Tegelijkertijd is het volgens hem ook belangrijk dat talenten uit het buitenland Nederland, en daarmee ook de Lifeport-regio, blijven vinden. “Bedrijfstakken zoals automotive en semicon zijn heel internationaal. Die zijn afhankelijk van studenten uit het buitenland. Maar er worden voor die groep steeds meer barrières opgeworpen. Daardoor ontstaat ook het beeld dat buitenlandse studenten hier niet welkom zijn, terwijl we als land altijd het imago hadden van een heel goede plek voor ambitieuze studenten. Dat heeft grote gevolgen. Voor ons, maar nog meer voor de arbeidsmarkt. Als Nederland zijn gastvrije imago kwijtraakt, kan dat ook het vestigingsklimaat voor internationale bedrijven beïnvloeden. Het ingezette beleid is voor mij echt onbegrijpelijk, want het lost ook geen problemen op.”

In samenhang

Om de regio te kunnen gebruiken als campus, is samenwerken op triple-helix-niveau cruciaal. “Dat gaat de laatste tijd heel goed”, constateert Verhofstad tevreden. “Het is verstandig dat de Lifeport-regio zich focust op de thema’s gezondheid, energie en hightech. We onderkennen het belang van voldoende arbeidskracht en daarom is de human capital agenda ondertekend. Het besef dat elke schakel in de triple helix belangrijk is, wordt steeds groter. Je kunt het niet alleen.”
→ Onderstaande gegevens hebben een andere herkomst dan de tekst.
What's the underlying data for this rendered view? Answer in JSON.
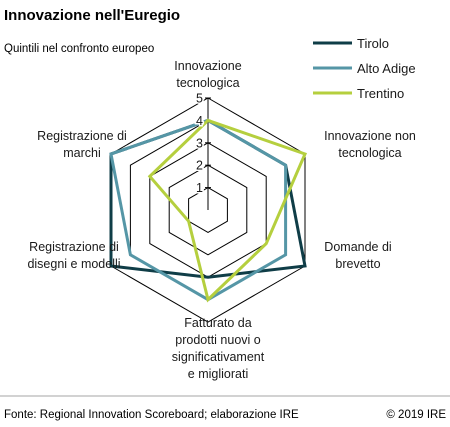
{
  "chart_data": {
    "type": "radar",
    "title": "Innovazione nell'Euregio",
    "subtitle": "Quintili nel confronto europeo",
    "axes": [
      [
        "Innovazione",
        "tecnologica"
      ],
      [
        "Innovazione non",
        "tecnologica"
      ],
      [
        "Domande di",
        "brevetto"
      ],
      [
        "Fatturato da",
        "prodotti nuovi o",
        "significativament",
        "e migliorati"
      ],
      [
        "Registrazione di",
        "disegni e modelli"
      ],
      [
        "Registrazione di",
        "marchi"
      ]
    ],
    "rlim": [
      0,
      5
    ],
    "ticks": [
      "1",
      "2",
      "3",
      "4",
      "5"
    ],
    "series": [
      {
        "name": "Tirolo",
        "color": "#0f3d47",
        "values": [
          4,
          4,
          5,
          3,
          5,
          5
        ]
      },
      {
        "name": "Alto Adige",
        "color": "#5596a6",
        "values": [
          4,
          4,
          4,
          4,
          4,
          5
        ]
      },
      {
        "name": "Trentino",
        "color": "#b5cf3e",
        "values": [
          4,
          5,
          3,
          4,
          1,
          3
        ]
      }
    ],
    "legend_position": "top-right",
    "grid": true
  },
  "footer": {
    "source": "Fonte: Regional Innovation Scoreboard; elaborazione IRE",
    "copyright": "© 2019 IRE"
  }
}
Hij noemt Project Beethoven als voorbeeld. “Het doel is om zesduizend talenten op te leiden voor de semiconsector. Mensen van semiconbedrijven, kennisinstellingen en overheden zijn om tafel gaan zitten om te kijken naar wat er nodig is en wat ze allemaal kunnen bieden. Zonder één van die drie schakels van de triple helix was het geen goed plan geweest.”
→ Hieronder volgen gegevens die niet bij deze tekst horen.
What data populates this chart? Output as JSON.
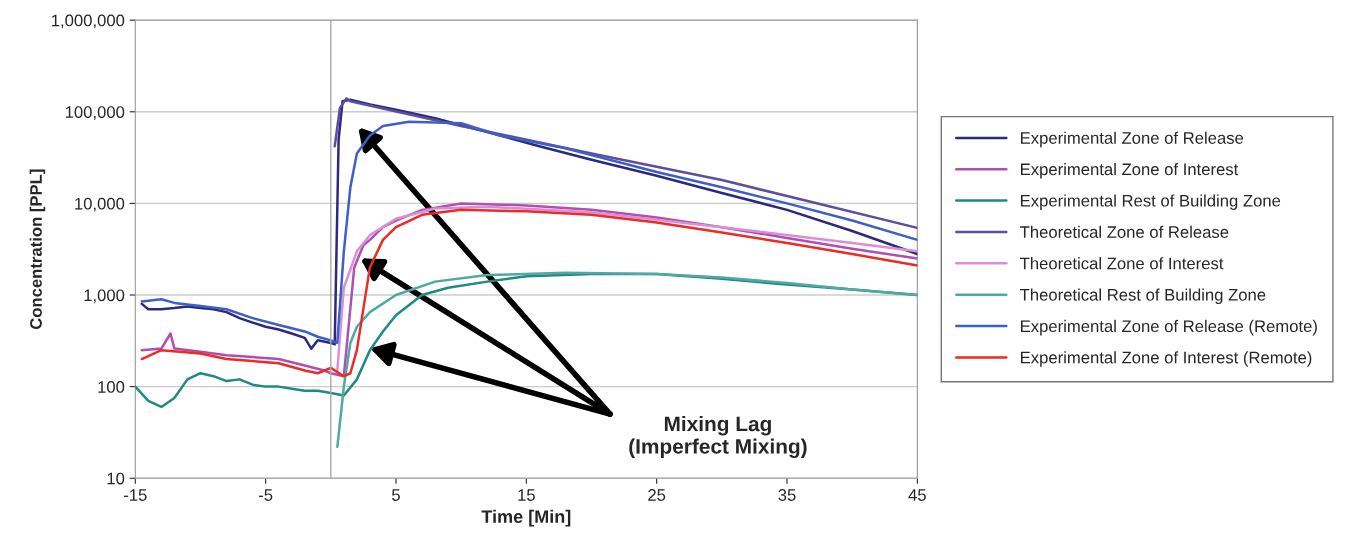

Ook belangrijk: de verschillende kennisinstellingen weten elkaar steeds beter te vinden. “Welk vraagstuk je ook pakt: om de volgende stap te zetten heb je nieuwe kennis nodig, maar die moet je ook kunnen toepassen en uitvoeren. Daarom heb je altijd een combinatie van universiteiten, hogescholen en ROC’s nodig. Hoe beter we dingen in samenhang kunnen doen, hoe meer impact we kunnen maken.”